1) The controlled natural monopoly integrated (T&D) transportation market, and

2) The open market without price controls, but under prudential regulations, on the generation, retail, and customer value chain.

Economic efficiency gets divided in two sequential steps. With the “reliability first,” the grid is planned to enable maximum welfare in the open market as explained in Free Market and Central Planning, Under R1E2. With “economy second,” actual social welfare is practiced, “as each competitive retailer develop, with business model innovations, the resources of the demand side, to integrate demand into power system planning, operation and control, [then] a robust, vibrant, and fully functional, electrical and market, power sector can evolve.”

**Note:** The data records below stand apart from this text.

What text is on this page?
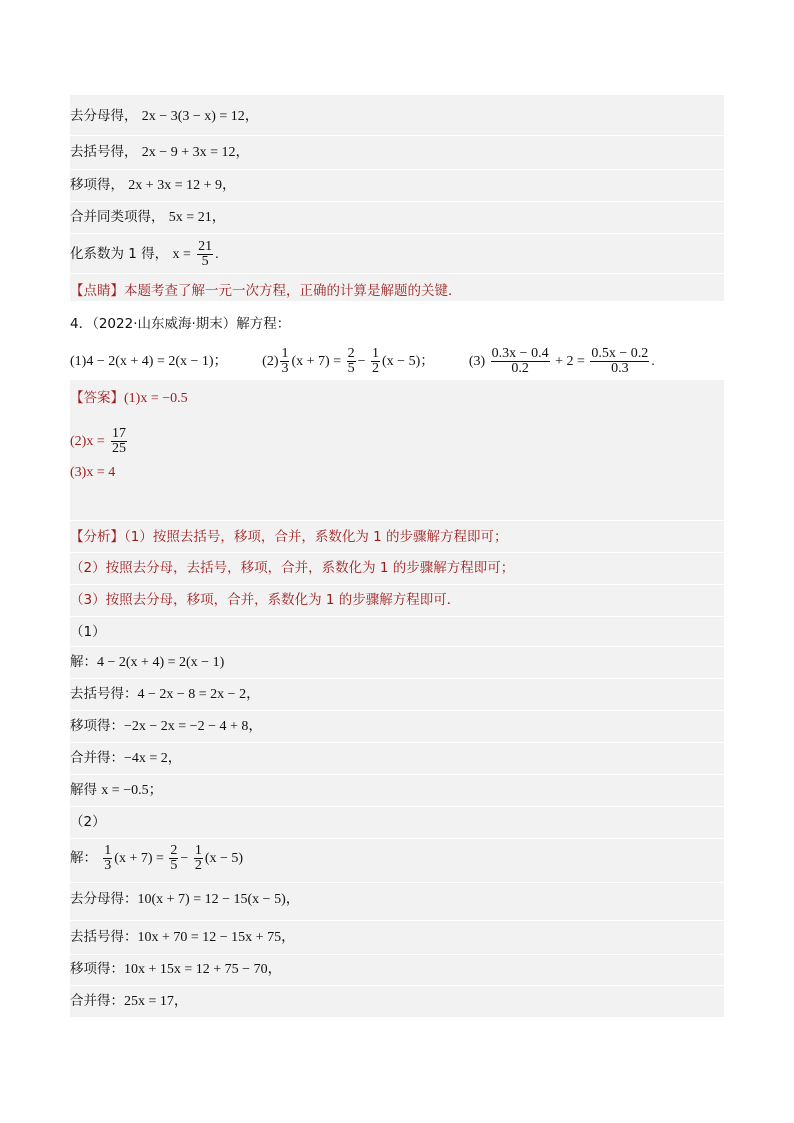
去分母得， 2x − 3(3 − x) = 12，
去括号得， 2x − 9 + 3x = 12，
移项得， 2x + 3x = 12 + 9，
合并同类项得， 5x = 21，
化系数为 1 得， $x = \frac{21}{5}$ .
【点睛】本题考查了解一元一次方程，正确的计算是解题的关键．
4．（2022·山东威海·期末）解方程：
(1)4 − 2(x + 4) = 2(x − 1)； $(2) \frac{1}{3} (x + 7) = \frac{2}{5} - \frac{1}{2} (x - 5)$； $(3) \frac{0.3x - 0.4}{0.2} + 2 = \frac{0.5x - 0.2}{0.3}$ .
【答案】(1)x = −0.5
$(2)x = \frac{17}{25}$
(3)x = 4
【分析】（1）按照去括号，移项，合并，系数化为 1 的步骤解方程即可；
（2）按照去分母，去括号，移项，合并，系数化为 1 的步骤解方程即可；
（3）按照去分母，移项，合并，系数化为 1 的步骤解方程即可．
（1）
解：4 − 2(x + 4) = 2(x − 1)
去括号得：4 − 2x − 8 = 2x − 2，
移项得：−2x − 2x = −2 − 4 + 8，
合并得：−4x = 2，
解得 x = −0.5；
（2）
解： $\frac{1}{3} (x + 7) = \frac{2}{5} - \frac{1}{2} (x - 5)$
去分母得：10(x + 7) = 12 − 15(x − 5)，
去括号得：10x + 70 = 12 − 15x + 75，
移项得：10x + 15x = 12 + 75 − 70，
合并得：25x = 17，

This results in the Rethinking Electricity Restructuring as EWPC, which gives “Strong EWPC market architecture and design recommendations to restructure worldwide electricity markets, [which] supersedes those proposed in 2004 by Peter Van Doren and Jerry Taylor of the Cato Institute by resolving the "previously unknown" problem created by a flawed [E1R2] deregulation. Those recommendations are developed to support slicing the last of the regulated monopolies with a strong sense of urgency.”

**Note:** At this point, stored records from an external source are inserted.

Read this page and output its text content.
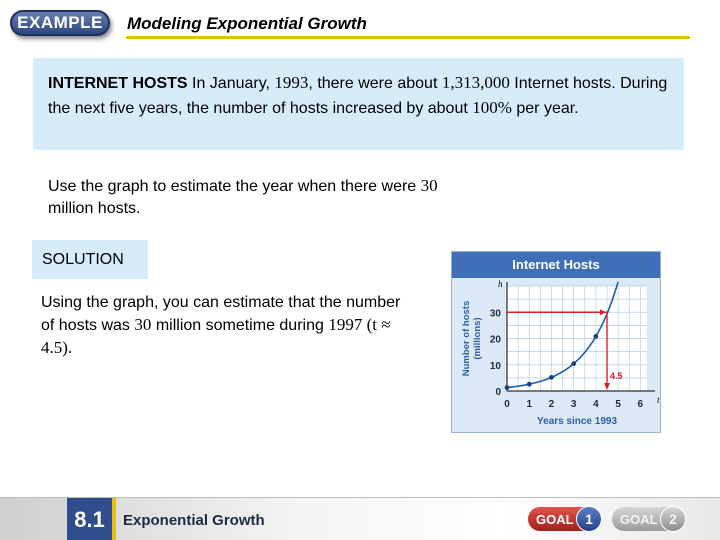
EXAMPLE	Modeling Exponential Growth
INTERNET HOSTS In January, 1993, there were about 1,313,000 Internet hosts. During the next five years, the number of hosts increased by about 100% per year.
Use the graph to estimate the year when there were 30 million hosts.
SOLUTION
Using the graph, you can estimate that the number of hosts was 30 million sometime during 1997 (t ≈ 4.5).
Internet Hosts
h
t
0 1 2 3 4 5 6
0
10
20
30
Years since 1993
Number of hosts(millions)
4.5
8.1	Exponential Growth	GOAL 1	GOAL 2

In Full Retail Choice Emerges, “As distribution becomes an integral part of transportation under EWPC structuring without incumbent retailers, the [previously known] shortcomings [identified by Van Doren and Taylor] disappear and full retail choice emerges as Second Generation Retailers (see Second Generation Retailer - 2GR), not the first generation retailers of … [the] article [The Potential for an Effective and Timely Deregulatory Endeavor], compete under federal prudential regulations (which should hopefully become global prudential regulations under the discipline of the WTO). High returns to scale also appear for 2GRs which should operate under federal or better yet global prudential regulations.

Repeating the basic idea, EWPC restructures the old configuration VIUs controlled market into two markets: one controlled market of natural monopoly of integrated electric (T&D) transportation and one market without price controls, but under prudential regulations. That is the new configuration of the electric sector.

The old configuration leads to much higher and more volatile prices than the new (R1E2 EWPC) configuration. In the old configuration physical risk management (reliability) was performed only with the resources of the supply side. The failed configuration (E1R2 deregulation) leads to much higher and more volatile prices than the old configuration because of the conventional profit maximizing behavior on the supply side. In the new configuration physical risk management (reliability) is perform with a combination of supply side and demand side physical risk management.

Instead of playing games on the consumer side, EWPC develops the resources of the demand side to produce demand side physical risk management.

At least three other companion articles are being written.